Хотя царь и его министры пребывали в уверенности — с ситуацией они справятся. Так и было. Как раз в период работы Межсоюзнической конференции, 14 февраля, готовилось открытие Думы, намеченного оппозицией штурма. Но арест Рабочей группы оборвал связку между заговорщиками и рабочими массами. А накануне этой даты по городу расклеили объявление генерала Хабалова: беспорядки будут подавляться военной силой. Полиция произвела дополнительные аресты агитаторов на заводах. Родзянко явился к царю, все еще силился шантажировать его. Пугал революционными настроениями и под этим предлогом опять требовал «ответственное министерство». Но государь отрезал: «Мои сведения совершенно противоположны, а что касается настроения Думы, то если Дума позволит себе такие же резкие выступления, как прошлый раз, она будет распущена».
В день открытия Думы жители столицы вообще боялись выходить на улицы. Но забастовали «всего» 58 предприятий, 90 тыс. человек (для Петрограда в 1917 г. это считалось умеренным). Происходили сходки студентов, на Путиловском были столкновения с полицией. Выплеснулась пара демонстраций. Попытки смутьянов собраться у Думы полиция пресекла. А на депутатов предупреждение царя ох как хорошо подействовало! Они перепугались обещанного роспуска. Журналисты, собравшиеся за скандальными сенсациями, были чрезвычайно разочарованы, писали: «Первый день Думы кажется бледным». 15 февраля бастовали 20 предприятий (25 тыс. человек). Дальше выступления пошли на убыль, и через неделю обстановка успокоилась. 22 февраля (7 марта) царь выехал из Петрограда в Ставку. А на следующий день грянуло…
В Православной Церкви в это время был Великий Пост. Вторая неделя — Неделя Торжества Православия. В царской России этот праздник занимал особое место, для него существовал специальный чин богослужения. Вот как его описывает святитель Николай Японский: «По восхвалении Бога, Зиждителя Церкви, и Святых Отцов, богозданных столпов ее, протодиакон стал провозглашать: “Неверующим в Бога — Творца вселенной, а мудрствующим, что мир произошел сам собой и держится случайно, — анафема! Неверующим в Искупителя и Искупление — анафема! Неверующим в Святаго Духа — анафема! Не верующим в Святую Церковь и противящимся ей — анафема! Не почитающим святые иконы — анафема! Изменникам Отечеству и Престолу — анафема!”»

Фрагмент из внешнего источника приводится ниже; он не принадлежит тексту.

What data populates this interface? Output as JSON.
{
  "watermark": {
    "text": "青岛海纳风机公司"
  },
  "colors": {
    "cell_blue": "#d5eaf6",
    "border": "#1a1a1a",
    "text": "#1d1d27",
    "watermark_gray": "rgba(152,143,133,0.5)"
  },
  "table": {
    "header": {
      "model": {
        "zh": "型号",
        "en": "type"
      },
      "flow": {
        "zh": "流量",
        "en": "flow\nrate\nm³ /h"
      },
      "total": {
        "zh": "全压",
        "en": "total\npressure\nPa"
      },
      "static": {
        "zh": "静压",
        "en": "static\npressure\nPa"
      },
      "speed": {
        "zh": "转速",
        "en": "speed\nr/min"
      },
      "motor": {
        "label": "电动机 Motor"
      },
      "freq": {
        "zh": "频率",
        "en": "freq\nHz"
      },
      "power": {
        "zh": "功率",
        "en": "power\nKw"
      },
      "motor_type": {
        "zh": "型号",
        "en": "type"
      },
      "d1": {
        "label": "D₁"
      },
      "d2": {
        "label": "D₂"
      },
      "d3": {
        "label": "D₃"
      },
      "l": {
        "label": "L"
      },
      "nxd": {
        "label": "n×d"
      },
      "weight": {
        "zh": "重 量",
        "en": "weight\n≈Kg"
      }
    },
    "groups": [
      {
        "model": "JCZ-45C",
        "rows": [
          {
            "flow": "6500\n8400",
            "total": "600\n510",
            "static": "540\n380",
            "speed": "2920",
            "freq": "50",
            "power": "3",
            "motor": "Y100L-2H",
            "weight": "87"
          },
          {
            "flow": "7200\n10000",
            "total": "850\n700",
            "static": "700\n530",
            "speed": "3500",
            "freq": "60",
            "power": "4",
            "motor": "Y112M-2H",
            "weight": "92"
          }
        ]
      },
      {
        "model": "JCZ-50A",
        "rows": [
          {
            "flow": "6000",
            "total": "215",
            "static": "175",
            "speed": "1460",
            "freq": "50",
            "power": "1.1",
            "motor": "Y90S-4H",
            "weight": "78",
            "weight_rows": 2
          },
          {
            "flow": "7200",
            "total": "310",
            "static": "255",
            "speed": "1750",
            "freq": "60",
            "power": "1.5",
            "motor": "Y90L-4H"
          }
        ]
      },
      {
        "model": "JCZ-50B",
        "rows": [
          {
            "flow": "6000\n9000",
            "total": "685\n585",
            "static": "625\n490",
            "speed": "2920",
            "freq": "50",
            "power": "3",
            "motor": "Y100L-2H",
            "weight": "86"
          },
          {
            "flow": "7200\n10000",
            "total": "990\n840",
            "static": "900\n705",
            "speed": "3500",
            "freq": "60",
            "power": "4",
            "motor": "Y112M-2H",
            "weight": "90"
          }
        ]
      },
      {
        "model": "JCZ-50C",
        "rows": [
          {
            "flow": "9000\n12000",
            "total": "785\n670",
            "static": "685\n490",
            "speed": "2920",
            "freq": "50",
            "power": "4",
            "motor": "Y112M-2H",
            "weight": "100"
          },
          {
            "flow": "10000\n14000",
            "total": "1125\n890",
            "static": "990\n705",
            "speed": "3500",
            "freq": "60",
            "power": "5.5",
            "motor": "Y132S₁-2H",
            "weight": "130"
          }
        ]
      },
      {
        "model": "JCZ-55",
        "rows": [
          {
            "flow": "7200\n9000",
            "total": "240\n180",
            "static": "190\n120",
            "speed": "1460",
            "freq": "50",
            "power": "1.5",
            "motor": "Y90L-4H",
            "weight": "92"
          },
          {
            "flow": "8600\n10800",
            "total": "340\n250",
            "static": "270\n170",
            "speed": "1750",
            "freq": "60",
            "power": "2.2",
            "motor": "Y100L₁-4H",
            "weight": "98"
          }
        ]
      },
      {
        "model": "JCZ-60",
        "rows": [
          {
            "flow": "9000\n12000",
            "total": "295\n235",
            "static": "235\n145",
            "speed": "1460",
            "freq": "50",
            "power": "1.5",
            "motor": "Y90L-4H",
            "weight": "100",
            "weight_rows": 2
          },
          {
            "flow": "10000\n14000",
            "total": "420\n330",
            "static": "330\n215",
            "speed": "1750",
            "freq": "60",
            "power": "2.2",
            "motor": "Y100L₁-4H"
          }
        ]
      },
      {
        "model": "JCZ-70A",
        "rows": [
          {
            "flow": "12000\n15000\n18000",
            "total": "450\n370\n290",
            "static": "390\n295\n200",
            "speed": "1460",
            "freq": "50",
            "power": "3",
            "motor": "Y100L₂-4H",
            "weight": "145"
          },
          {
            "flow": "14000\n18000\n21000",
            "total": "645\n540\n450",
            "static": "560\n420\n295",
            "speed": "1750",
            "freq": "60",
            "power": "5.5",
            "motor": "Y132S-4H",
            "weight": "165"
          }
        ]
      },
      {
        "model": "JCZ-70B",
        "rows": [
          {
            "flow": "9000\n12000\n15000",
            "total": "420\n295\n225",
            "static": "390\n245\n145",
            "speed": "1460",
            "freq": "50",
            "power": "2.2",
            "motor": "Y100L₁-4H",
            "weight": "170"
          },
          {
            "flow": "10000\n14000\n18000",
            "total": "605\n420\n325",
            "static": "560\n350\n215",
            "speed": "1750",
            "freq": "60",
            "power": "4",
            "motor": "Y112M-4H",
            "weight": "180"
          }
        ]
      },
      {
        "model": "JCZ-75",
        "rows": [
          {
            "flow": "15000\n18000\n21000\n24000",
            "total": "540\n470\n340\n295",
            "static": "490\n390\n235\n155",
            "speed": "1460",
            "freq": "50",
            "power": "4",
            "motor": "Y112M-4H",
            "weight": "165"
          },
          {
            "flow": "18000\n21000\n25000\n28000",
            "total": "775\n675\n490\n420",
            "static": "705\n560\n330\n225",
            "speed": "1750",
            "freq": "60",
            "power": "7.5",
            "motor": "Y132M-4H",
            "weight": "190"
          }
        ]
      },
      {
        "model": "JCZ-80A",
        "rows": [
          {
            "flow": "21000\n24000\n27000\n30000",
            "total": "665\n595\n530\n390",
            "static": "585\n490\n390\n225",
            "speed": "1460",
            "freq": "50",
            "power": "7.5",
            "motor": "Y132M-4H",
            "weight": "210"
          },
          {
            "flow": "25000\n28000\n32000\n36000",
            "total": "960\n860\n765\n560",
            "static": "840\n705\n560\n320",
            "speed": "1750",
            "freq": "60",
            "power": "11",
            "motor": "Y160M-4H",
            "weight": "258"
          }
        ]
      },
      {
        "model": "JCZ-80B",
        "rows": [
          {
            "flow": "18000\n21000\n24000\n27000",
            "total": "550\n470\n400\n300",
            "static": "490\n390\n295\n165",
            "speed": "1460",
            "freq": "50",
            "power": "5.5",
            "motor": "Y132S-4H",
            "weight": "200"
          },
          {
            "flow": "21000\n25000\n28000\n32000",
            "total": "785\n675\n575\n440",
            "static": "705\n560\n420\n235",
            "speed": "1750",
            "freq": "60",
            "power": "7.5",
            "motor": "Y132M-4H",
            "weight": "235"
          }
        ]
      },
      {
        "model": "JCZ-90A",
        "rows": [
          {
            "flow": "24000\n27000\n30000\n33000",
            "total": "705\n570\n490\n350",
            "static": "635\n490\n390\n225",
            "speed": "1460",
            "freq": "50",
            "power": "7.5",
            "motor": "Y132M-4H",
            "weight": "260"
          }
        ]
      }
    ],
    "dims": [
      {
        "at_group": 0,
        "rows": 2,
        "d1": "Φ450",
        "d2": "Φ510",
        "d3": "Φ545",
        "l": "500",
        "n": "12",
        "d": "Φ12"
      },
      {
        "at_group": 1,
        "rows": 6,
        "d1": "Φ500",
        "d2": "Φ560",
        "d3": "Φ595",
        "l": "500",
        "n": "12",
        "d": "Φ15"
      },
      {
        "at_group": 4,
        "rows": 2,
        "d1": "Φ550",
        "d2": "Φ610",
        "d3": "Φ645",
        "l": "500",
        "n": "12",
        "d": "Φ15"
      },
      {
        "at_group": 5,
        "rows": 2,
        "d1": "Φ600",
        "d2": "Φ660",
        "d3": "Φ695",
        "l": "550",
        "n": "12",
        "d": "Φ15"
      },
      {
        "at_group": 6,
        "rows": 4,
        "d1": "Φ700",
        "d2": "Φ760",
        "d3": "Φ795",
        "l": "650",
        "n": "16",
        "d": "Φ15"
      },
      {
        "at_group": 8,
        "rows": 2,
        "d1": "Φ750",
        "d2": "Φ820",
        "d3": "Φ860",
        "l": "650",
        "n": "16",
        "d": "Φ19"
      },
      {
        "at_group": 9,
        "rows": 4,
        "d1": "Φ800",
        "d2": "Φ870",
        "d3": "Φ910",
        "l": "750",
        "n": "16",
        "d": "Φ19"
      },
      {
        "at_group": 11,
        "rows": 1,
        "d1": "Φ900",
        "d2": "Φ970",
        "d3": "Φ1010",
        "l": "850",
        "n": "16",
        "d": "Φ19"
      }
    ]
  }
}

Последний раз в России этот чин служился 19 февраля (4 марта) 1917 г. Революция началась через четыре дня. Все лица, организовавшие и поддержавшие ее, сами заведомо шли под вечное проклятие.
Узел семнадцатый
«Кругом измена, трусость и обман…»
Действительно ли в России назрела революция? Документы Охранного отделения, сохранившие исчерпывающие сведения о деятельности оппозиции, дают однозначный ответ: нет. Генерал Глобачев отмечал, что «в общем настроение рабочих масс нельзя было назвать враждебным по отношению к существующему порядку, и если были между ними пораженцы, то все-таки большая часть искренно верила в победу… из сознания долга перед Родиной и собратьями. Материальное положение петроградских рабочих было весьма удовлетворительно, ибо, несмотря на все растущую дороговизну жизни, заработная плата прогрессировала и не отставала от ее требований».
Но как раз в единственном городе, в столице, наложились другие факторы. Глобачев писал: «Население Петрограда, насчитывавшее до войны едва 1 млн. людей, возросло к концу 1916 г. до 3 млн. (считая окрестности), что, конечно, создало вместе с прогрессирующей дороговизной весьма тяжелые условия жизни (квартирный вопрос, продовольственный, топлива, транспорта и пр.). Все духовные интересы этого трехмиллионного населения сосредотачивались на течении военных действий и на внутреннем экономическом и политическом положении страны. Общество большей частью питалось всевозможными вздорными и ложными слухами, где умышленно искажалась истина. Всякие неудачи, как внешние, так и внутренние, объяснялись всегда почти изменой или предательством, и все несчастья относились на счет Государя».
Во время войны изменилось не только количество, но и состав населения столицы. Многие патриоты-рабочие ушли на фронт. На их места приходили шкурники, желающие пристроиться в тылу. Много было финнов. Их в армию не призывали, на оборонных заводах платили хорошо, и они переселялись в Петроград с семьями.